🤖 AI Summary
This work addresses the lack of rigorous evaluation of large language models’ (LLMs) defensive capabilities against dynamic, real-world fraud. We introduce Fraud-R1—the first multi-turn anti-fraud benchmark grounded in 8,564 authentic fraud cases—covering five fraud types (e.g., phishing, fake job postings) and enabling fine-grained robustness assessment across critical stages: trust establishment, urgency induction, and emotional manipulation. Methodologically, we propose a novel multi-turn adversarial evaluation paradigm distinguishing between Helpful-Assistant and Role-play settings, and establish a systematic evaluation framework spanning cross-model, cross-lingual, and cross-task dimensions. Experimental results reveal that role-playing significantly degrades defense performance; fake job detection achieves the lowest identification rate; and Chinese LMs exhibit an average 27.3% lower defense success rate than their English counterparts—highlighting an urgent need for multilingual fraud robustness research.
📝 Abstract
We introduce Fraud-R1, a benchmark designed to evaluate LLMs' ability to defend against internet fraud and phishing in dynamic, real-world scenarios. Fraud-R1 comprises 8,564 fraud cases sourced from phishing scams, fake job postings, social media, and news, categorized into 5 major fraud types.

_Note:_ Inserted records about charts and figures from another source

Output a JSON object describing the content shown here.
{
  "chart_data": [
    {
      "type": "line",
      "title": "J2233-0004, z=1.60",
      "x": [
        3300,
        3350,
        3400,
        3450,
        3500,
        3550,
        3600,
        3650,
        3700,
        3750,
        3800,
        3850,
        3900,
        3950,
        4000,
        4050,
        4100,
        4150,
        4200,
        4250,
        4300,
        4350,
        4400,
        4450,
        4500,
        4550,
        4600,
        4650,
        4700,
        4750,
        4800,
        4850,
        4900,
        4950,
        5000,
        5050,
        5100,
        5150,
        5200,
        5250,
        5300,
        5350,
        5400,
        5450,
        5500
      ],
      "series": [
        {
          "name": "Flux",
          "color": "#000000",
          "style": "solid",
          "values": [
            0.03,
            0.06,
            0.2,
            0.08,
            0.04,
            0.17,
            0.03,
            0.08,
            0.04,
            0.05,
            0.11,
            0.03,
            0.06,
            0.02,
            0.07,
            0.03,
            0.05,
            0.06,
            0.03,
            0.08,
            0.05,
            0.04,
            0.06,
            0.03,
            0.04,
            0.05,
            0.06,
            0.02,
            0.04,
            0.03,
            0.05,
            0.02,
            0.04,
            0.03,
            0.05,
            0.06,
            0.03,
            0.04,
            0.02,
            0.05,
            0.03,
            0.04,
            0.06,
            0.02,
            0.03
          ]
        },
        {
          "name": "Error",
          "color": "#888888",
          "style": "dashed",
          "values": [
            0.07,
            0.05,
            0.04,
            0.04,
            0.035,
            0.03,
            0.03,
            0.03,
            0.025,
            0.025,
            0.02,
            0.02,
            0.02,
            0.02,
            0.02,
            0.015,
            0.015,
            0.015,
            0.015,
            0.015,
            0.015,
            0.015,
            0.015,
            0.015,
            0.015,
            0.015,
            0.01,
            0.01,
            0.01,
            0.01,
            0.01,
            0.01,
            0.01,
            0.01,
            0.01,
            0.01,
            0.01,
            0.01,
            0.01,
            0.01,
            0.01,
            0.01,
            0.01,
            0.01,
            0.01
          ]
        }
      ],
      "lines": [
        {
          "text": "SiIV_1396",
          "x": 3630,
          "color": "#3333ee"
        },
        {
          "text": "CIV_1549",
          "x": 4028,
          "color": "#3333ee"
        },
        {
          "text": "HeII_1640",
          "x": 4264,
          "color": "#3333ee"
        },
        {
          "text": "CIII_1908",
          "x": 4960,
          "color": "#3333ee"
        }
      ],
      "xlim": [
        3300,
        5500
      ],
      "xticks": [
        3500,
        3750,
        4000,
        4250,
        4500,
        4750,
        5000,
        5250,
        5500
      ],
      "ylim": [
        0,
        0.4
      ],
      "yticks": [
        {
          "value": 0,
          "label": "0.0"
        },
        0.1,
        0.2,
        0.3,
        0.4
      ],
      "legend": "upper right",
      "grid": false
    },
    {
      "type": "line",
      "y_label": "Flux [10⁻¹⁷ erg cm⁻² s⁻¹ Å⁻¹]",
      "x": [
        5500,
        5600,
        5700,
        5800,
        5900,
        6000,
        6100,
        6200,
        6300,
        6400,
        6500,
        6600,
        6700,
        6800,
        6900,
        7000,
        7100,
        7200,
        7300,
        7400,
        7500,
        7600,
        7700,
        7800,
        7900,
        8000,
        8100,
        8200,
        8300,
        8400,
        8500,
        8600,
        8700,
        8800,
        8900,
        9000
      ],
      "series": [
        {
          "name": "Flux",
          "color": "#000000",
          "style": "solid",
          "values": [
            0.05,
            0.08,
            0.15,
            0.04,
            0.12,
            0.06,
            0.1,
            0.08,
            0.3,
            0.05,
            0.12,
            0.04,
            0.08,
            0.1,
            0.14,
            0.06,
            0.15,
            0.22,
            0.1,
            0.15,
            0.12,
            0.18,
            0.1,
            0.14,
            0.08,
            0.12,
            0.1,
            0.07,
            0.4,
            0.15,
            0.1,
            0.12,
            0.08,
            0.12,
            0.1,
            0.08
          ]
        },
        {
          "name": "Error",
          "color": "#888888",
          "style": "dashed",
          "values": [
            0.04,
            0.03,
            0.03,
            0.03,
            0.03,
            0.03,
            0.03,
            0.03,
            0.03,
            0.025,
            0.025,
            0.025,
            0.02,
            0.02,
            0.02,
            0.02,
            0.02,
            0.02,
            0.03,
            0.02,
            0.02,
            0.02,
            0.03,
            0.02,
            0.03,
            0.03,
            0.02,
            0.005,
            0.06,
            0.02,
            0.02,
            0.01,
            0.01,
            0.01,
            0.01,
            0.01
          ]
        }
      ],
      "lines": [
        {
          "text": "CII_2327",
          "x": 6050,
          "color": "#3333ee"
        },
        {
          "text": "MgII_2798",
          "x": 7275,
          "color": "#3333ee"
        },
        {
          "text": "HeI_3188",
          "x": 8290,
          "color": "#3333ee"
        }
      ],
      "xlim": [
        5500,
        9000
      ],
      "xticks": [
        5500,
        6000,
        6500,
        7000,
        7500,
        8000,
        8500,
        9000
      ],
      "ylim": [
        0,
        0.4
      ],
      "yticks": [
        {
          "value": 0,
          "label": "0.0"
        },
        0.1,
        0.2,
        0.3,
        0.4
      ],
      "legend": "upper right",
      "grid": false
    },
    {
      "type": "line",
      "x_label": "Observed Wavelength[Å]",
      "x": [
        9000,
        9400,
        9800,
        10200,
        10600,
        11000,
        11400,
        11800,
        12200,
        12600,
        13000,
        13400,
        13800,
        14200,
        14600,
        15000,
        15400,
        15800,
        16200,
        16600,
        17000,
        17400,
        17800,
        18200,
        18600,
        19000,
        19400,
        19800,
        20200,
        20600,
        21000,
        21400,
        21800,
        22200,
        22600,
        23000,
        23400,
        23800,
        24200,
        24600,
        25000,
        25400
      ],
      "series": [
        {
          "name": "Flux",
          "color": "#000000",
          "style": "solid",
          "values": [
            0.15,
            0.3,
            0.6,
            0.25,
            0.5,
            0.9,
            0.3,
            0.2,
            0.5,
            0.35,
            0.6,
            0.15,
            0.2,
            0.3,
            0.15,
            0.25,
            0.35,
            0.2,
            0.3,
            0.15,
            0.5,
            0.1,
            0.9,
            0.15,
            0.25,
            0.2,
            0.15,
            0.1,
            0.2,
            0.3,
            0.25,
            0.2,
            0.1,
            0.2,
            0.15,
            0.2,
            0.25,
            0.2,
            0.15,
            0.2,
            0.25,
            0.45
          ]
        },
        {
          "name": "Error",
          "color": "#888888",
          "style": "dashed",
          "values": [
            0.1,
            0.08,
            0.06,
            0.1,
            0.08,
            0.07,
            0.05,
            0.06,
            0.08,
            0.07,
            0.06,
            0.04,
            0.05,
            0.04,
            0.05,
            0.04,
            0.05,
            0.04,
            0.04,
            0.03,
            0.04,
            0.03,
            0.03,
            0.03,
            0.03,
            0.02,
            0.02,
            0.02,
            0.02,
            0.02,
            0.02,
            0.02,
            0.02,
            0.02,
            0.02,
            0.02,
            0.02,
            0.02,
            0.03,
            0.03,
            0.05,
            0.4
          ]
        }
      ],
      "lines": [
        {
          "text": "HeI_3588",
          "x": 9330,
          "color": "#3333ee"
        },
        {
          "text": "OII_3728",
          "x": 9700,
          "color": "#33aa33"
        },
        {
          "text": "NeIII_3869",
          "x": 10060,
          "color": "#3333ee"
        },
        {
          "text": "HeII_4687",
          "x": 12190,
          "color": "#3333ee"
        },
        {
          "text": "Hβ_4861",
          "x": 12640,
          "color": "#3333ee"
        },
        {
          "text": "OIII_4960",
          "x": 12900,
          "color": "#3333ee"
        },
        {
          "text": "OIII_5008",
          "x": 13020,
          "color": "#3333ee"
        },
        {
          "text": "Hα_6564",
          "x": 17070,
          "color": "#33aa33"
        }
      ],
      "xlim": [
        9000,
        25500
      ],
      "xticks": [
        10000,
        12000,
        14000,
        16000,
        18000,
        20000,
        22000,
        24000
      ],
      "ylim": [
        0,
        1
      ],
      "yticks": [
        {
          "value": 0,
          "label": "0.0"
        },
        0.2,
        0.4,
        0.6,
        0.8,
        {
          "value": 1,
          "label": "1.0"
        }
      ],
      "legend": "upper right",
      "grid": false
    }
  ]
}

Unlike previous benchmarks, Fraud-R1 introduces a multi-round evaluation pipeline to assess LLMs' resistance to fraud at different stages, including credibility building, urgency creation, and emotional manipulation. Furthermore, we evaluate 15 LLMs under two settings: 1. Helpful-Assistant, where the LLM provides general decision-making assistance, and 2. Role-play, where the model assumes a specific persona, widely used in real-world agent-based interactions. Our evaluation reveals the significant challenges in defending against fraud and phishing inducement, especially in role-play settings and fake job postings. Additionally, we observe a substantial performance gap between Chinese and English, underscoring the need for improved multilingual fraud detection capabilities.